Tuesday, June 8, 2010

In Which I Bake a Brick

 I like to have a special breakfast on the weekends, something that involves pancake batter or a cinnamon streusel top, but, alas, this weekend I had no pancake fixings, no coffee cake fixings, nothing special at all. But wait, thought I. I can make a loaf of bread and have toast. I dearly love toast and jam and tea; that is the ultimate comfort food in my home. I even still have two jars of homemade blackberry freezer jam from last summer. Perfect, thought I, a bit smugly.

However, bread and 106 degrees Farenheit (that's 41 degrees Celcius to gentle readers from abroad) apparently do not mix, or, perhaps more accurately, I have not figured out how to let dough rise in excessive heat. The chemistry must be beyond me. I thought it would be a good thing to let it rise on the patio, rather than in my house, which was completely shuttered against the heat and rather gloomy and cave-like.

I was wrong. The first rise looked okay. The second rise looked okay. The third rise, in the bread pans, looked adequate, but the dough was sticking to the covering. I should have taken that as a warning. What baked were not two fragrant, light loaves just waiting to be slathered in butter and blackberry jam, but two bricks. Flat on top, with the consistency (but not the sweetness) of a pound cake. Pound bread. Literally and figuratively.

Anybody need a doorstop? I have a brand new, eco-friendly, all natural bread brick you can have that's not even been opened (the twin to the one pictured). Ugh. A good blow to my vanity, that bread brick.
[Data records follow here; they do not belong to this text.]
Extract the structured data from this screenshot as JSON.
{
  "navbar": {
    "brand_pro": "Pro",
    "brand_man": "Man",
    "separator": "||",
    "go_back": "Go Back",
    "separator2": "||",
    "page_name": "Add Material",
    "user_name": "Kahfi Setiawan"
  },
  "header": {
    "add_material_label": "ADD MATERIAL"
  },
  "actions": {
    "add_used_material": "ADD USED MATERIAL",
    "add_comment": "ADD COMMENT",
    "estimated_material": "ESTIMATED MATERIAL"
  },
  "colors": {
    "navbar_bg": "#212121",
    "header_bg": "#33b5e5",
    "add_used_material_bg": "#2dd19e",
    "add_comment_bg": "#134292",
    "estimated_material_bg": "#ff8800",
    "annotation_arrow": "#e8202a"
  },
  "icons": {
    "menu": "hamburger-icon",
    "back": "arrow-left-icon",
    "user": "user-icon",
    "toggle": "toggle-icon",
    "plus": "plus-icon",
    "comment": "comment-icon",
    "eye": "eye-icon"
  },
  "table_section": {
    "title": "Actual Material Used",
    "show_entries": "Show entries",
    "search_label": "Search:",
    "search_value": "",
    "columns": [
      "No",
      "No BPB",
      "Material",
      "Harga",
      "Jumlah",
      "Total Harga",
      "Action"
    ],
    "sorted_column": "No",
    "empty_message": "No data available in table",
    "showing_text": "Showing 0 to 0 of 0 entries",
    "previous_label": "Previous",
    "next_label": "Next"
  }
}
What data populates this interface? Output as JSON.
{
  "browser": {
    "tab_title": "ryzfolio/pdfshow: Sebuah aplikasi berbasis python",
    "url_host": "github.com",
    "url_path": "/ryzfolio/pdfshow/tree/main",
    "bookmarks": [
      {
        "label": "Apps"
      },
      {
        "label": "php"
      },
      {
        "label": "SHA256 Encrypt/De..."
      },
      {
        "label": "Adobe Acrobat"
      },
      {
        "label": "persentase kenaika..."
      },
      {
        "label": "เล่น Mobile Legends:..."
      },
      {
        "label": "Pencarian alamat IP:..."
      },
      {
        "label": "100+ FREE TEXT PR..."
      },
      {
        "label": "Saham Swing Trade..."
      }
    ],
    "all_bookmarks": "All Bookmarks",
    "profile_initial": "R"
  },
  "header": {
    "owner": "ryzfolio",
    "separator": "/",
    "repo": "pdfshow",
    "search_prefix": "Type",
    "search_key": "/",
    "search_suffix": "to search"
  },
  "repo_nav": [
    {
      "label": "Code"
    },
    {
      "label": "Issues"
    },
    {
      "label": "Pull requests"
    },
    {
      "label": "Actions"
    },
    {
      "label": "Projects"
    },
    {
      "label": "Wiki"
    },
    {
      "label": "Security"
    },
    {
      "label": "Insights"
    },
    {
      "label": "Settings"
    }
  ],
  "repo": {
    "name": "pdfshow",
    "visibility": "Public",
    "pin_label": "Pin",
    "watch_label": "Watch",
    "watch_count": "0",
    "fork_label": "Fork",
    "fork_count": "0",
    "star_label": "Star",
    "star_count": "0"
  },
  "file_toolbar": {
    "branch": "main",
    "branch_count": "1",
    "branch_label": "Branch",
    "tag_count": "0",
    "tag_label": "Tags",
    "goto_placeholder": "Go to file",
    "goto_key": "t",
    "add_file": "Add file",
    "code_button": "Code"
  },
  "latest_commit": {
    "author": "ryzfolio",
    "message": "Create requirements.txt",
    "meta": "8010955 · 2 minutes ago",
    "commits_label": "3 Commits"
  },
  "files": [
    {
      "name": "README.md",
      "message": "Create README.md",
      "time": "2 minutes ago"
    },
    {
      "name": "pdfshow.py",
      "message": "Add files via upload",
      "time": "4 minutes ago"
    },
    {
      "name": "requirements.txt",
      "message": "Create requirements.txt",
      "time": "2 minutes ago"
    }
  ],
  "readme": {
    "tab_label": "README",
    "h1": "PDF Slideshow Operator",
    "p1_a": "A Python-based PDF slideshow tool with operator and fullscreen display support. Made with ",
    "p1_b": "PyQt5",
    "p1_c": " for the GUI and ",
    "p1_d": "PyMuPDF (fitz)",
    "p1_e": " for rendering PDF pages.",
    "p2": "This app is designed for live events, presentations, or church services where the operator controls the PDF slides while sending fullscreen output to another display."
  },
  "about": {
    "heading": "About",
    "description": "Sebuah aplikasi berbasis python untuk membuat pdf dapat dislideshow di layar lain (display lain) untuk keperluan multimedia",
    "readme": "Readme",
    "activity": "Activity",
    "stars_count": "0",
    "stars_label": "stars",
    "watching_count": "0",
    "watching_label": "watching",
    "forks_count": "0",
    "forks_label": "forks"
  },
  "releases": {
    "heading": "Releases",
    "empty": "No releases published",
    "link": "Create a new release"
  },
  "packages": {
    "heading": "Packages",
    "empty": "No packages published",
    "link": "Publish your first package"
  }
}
I never thought I'd ever really agree with David Brooks, the conservative columnist for the New York Times, about anything, but I have to doff my hat to his column today, which could have been entitled "Why the Humanities Matter," or "Why a Liberal Arts Degree is a Good Thing." I seem to have somehow stumbled through a Masters and a Ph.D. without having read Thucydides, Herodotus or Gibbon, but thanks to the nuns who first taught me and the women's liberal arts college I attended, I know who they are. [Insert cocky wink here.] I cannot tell you how hard it is to find college students these days who know how to think. That is actually one of my personal goals every semester, to teach my students how to think critically and to express their arguments in a concise and logical manner (thus, the essay exams, which they all hate and grumble about all semester long). Only one student in five years has recognized that the medicine was good for her, and thanked me for getting her over her fear of essay exams.

And just so that I leave this post feeling better, another photo of the hummingbird babies. Their eyes are open, as are their beaks, constantly.